How Good Do These Jensens Look At The Restored Centre Point, The Famous 1960s London Skyscraper
The famously brutalist Centre Point 1960s London skyscraper was designed by Swiss-British architect Richard Seifert, who back then owned a Jensen FF. So following the restoration of the landmark building, which sits between New Oxford Street and Tottenham Court Road Underground station, what better way to mark the reopening than with not one but two Jensens—and how good do they look amid the harsh concrete!
Architects MICA have restored and redeveloped Centre Point, retaining the essence of the original 1960s design but adding new working spaces. To pay homage to Richard Seifert, who passed away in 2001, they contacted Jensen specialists Cropredy Bridge to source the two cars: a restored 1967 FF Vignale Chassis 6 and a 1974 Interceptor Mark 3.
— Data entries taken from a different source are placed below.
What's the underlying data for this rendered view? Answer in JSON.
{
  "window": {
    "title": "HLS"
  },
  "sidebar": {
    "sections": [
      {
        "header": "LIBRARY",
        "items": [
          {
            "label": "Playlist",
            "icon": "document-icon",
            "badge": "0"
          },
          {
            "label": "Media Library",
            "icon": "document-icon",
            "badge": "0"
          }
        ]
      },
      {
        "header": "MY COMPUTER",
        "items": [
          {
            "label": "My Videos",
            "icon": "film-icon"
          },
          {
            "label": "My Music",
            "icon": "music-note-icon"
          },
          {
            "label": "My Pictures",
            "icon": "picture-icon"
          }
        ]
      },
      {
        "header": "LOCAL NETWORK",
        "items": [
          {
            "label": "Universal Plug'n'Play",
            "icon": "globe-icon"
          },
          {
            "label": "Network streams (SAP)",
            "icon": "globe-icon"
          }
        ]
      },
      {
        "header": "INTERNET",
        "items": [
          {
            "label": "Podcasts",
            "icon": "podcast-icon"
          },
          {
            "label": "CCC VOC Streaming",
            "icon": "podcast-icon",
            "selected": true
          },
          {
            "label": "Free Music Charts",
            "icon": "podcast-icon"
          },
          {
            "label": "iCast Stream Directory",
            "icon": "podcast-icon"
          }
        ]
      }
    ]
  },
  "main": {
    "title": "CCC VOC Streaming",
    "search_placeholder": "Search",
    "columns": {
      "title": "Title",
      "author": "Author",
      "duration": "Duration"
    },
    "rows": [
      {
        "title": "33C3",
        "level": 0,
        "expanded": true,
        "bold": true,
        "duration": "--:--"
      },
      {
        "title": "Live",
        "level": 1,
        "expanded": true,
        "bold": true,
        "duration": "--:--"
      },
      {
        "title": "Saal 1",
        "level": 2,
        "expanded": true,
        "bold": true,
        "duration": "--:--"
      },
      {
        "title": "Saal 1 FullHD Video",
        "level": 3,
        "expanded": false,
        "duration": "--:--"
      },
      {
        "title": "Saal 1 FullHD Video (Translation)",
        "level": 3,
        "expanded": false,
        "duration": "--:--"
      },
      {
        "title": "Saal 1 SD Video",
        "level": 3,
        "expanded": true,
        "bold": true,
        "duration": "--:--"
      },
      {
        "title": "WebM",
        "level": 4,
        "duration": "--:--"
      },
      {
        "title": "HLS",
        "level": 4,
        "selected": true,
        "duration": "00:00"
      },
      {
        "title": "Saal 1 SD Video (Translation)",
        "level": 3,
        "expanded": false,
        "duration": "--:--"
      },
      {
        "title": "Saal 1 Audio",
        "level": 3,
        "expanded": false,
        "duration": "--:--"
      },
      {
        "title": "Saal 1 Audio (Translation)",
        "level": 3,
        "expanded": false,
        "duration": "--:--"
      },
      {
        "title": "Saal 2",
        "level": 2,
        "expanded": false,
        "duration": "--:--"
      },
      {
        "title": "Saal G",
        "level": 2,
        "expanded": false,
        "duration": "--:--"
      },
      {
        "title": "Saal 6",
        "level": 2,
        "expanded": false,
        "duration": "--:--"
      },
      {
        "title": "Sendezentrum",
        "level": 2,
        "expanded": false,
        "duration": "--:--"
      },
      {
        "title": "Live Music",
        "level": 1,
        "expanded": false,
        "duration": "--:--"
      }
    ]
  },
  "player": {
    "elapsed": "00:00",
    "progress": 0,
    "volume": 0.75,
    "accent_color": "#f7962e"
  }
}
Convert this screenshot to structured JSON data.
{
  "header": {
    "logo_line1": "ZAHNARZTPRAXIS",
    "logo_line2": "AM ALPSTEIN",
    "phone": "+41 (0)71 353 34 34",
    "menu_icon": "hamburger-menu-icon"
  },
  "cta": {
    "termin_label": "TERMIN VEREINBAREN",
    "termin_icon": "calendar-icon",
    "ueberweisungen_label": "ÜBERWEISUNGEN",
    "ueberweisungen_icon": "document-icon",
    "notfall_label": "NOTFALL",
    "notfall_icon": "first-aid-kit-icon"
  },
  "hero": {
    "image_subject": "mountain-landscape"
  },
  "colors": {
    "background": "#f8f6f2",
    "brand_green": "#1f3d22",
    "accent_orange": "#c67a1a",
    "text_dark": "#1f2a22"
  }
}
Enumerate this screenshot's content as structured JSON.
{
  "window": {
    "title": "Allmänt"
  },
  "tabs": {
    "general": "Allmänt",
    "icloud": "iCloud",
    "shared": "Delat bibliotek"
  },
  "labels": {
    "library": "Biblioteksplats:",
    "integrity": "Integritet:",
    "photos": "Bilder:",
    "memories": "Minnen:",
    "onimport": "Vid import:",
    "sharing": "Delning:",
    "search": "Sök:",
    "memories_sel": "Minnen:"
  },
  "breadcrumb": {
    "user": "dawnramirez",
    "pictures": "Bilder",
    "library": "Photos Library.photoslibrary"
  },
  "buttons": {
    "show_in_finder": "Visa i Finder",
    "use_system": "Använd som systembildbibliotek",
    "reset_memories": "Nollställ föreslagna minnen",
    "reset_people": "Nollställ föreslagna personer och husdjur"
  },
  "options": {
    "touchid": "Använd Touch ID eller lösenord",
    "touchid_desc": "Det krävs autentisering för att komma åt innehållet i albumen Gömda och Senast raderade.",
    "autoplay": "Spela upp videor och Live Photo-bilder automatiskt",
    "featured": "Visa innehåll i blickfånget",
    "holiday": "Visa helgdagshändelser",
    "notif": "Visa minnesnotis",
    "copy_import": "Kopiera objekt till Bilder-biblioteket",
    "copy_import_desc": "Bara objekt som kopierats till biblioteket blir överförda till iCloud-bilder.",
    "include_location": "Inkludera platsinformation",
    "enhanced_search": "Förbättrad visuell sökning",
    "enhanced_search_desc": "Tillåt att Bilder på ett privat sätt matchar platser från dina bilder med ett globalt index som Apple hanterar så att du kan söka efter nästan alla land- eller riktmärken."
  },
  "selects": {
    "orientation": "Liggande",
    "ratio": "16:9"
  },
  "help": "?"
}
Centre Point was built between 1963 and ’66, and for a while was London’s tallest building, with 33 stories. It attracted controversy from the start, not just for its looks but because it was deliberately left empty for years, even during the 1970s housing crisis, as the owners held out for a single tenant rather than leasing individual floors for the then-required 10 or 15-year terms. In 1980 it became the HQ of the Confederation of British Industry, which stayed until 2014. It has since become a mix of office space and apartments, and is Grade II listed. The reworking by MICA was prompted by the nearby Crossrail developments.
“We were delighted to find the enthusiastic Cropredy Bridge Cars, whose technical understanding of a classic car design from the exuberant ’60s and ’70s matched our passion for the remarkable architecture of Centre Point from the same era,” said MICA’s James Kirk. “We have been working for over eight years to restore and renew the buildings and landscape of the complex, which were built in the era of the car, with the tower as the centrepiece of a large traffic gyratory system.
“We have transformed the area by removing the road under Centre Point Link, refocussing the complex towards a new public square. Cropredy Bridge’s spectacularly restored classic Jensens complemented the renewed architecture of the complex and provided a striking allusion to the excitement and exuberance of the era in which it was originally made.”